If you’re like many people around the world, you think financial achievement is something that’s best calculated in terms of merit. If you hold a job that requires more skill than another in the same industry or a similar position in a different industry, you think you’re theoretically deserving of a higher wage. Most things in the business world itself in fact work just this way. But sometimes you can’t help wondering if you’re being compensated fairly, too much, or even too little for the task load you’re presented on a regular basis.

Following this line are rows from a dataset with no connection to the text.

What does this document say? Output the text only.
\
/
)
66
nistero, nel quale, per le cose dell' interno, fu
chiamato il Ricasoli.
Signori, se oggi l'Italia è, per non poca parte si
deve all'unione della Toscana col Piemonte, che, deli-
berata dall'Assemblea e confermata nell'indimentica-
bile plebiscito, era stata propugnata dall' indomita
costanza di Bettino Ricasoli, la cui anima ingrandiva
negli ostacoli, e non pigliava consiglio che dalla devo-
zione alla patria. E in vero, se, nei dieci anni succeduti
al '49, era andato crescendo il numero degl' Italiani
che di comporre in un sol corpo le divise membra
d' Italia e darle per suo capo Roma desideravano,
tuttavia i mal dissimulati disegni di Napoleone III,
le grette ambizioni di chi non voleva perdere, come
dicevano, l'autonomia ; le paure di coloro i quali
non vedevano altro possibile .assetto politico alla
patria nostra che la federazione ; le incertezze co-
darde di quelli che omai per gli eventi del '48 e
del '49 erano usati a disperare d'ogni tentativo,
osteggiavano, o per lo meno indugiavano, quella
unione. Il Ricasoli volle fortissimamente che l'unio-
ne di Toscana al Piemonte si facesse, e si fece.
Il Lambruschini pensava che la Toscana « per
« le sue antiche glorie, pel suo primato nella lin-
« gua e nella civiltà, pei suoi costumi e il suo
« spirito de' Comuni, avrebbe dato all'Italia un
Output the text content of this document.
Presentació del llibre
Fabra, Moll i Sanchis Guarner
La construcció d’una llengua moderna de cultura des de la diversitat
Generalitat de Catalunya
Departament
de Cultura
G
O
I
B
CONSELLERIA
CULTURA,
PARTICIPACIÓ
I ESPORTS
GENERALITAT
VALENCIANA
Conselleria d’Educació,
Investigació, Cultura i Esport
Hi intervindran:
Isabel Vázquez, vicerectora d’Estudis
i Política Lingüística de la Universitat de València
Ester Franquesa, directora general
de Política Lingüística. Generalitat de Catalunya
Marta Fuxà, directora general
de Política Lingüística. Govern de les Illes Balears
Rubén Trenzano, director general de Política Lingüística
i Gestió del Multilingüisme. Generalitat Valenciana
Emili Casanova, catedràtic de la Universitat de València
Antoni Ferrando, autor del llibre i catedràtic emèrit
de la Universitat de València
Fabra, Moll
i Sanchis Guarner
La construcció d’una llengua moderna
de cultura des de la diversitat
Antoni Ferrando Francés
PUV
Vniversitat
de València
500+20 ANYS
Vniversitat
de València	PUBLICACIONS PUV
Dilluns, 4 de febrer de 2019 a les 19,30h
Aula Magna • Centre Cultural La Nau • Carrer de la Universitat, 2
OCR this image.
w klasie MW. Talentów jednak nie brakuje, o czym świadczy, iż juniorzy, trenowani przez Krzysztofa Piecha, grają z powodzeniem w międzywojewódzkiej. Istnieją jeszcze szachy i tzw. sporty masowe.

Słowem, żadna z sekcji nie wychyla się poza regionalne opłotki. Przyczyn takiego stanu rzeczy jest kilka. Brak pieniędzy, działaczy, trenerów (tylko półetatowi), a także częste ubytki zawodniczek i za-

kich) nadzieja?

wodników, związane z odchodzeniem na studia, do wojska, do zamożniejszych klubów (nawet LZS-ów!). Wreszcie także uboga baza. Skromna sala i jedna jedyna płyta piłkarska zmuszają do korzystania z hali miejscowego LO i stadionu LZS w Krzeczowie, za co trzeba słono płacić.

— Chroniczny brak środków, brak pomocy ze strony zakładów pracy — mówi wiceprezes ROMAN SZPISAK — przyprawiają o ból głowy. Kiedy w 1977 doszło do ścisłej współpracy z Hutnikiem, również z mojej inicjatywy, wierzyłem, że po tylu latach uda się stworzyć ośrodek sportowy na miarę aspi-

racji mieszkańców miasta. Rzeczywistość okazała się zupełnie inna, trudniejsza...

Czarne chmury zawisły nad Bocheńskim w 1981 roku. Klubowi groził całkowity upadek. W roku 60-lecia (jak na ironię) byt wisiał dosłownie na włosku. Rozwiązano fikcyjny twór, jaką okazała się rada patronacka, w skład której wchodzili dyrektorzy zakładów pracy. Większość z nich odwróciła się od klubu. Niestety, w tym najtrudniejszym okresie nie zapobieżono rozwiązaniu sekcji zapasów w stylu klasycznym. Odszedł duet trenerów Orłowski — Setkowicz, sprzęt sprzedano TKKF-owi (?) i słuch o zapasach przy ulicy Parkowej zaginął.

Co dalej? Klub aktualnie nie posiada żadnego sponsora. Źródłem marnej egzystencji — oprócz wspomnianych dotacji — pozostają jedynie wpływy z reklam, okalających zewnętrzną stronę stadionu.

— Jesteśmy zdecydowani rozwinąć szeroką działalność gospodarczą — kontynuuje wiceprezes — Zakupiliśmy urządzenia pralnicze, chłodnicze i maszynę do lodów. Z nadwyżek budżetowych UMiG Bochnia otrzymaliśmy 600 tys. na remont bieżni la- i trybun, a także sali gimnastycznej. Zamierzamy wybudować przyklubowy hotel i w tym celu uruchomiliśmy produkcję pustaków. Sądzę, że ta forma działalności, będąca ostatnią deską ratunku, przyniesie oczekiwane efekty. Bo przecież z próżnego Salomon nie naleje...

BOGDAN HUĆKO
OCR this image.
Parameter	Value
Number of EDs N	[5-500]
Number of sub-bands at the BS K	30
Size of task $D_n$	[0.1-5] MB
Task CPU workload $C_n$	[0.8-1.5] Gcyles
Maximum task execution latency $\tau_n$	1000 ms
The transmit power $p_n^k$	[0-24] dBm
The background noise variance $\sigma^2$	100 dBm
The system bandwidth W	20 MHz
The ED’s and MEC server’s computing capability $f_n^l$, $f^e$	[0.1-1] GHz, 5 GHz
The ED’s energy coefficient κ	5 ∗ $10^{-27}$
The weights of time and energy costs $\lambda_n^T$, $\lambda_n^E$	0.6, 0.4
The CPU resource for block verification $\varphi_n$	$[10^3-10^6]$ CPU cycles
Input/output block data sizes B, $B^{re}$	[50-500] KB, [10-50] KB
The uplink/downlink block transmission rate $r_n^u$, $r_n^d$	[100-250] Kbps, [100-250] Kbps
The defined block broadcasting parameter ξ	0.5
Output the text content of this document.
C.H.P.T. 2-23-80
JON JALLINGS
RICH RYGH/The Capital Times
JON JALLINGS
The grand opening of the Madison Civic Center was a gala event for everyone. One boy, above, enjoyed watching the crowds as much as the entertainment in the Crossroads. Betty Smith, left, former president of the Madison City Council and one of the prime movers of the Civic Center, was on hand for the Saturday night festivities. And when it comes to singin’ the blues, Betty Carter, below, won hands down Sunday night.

PayScale is a place where you can find out where you (or others) stand. Statistical averages in the world of the salary (or the wage) are of course not the most precise measurements employers can nor should use with which to appropriate funds up and down the corporate ladder. Location and regional demographics and such should surely be matters to consider as well. But as globalization takes a greater hold on world markets, it’s only natural that we see salaries get “evened out”. (For similar positions, of course. Not across-the-board equanimity.) The increased use of PayScale over the half-decade the site has been active shows that that is the case and that more and more people are becoming aware of the shift.

What constitutes “increased use?” PayScale has logged more than 7 million profiles since it’s inception, and records roughly 1.7 million unique visitors every month. It’s gotten to a point where it’s popularity is not only beneficial to itself, but to other businesses as well. The information it’s attained over the years has become so valuable that a multitude of human resource firms and job posting sites like CareerBuilder, Jobster and Simply Hired all seek new information from its data trove.

Though differences in social etiquette do exist across national and international borders, a glimpse of the corporate world today by a generalist as opposed to one taken from several decades ago would show that salary quotes and statistics are now much more a publicly accessible and are no longer silenced to any great degree under the don’t-ask-don’t-tell policy that once remained very much in effect outside of recruiter-worker and manager-worker relationships.

PayScale’s increasing popularity and utility only opens up more doors to the topic, and though it can be both a benefit or a detriment to workers and their employers, more information on the subject, wherever and by whomever it is made available, only gives individuals greater knowledge into today’s job market. PayScale can help prepare workers for a flatter future. Whether that’s good or bad is up to market forces to decide, but at least with PayScale you can know where, among many, you stand.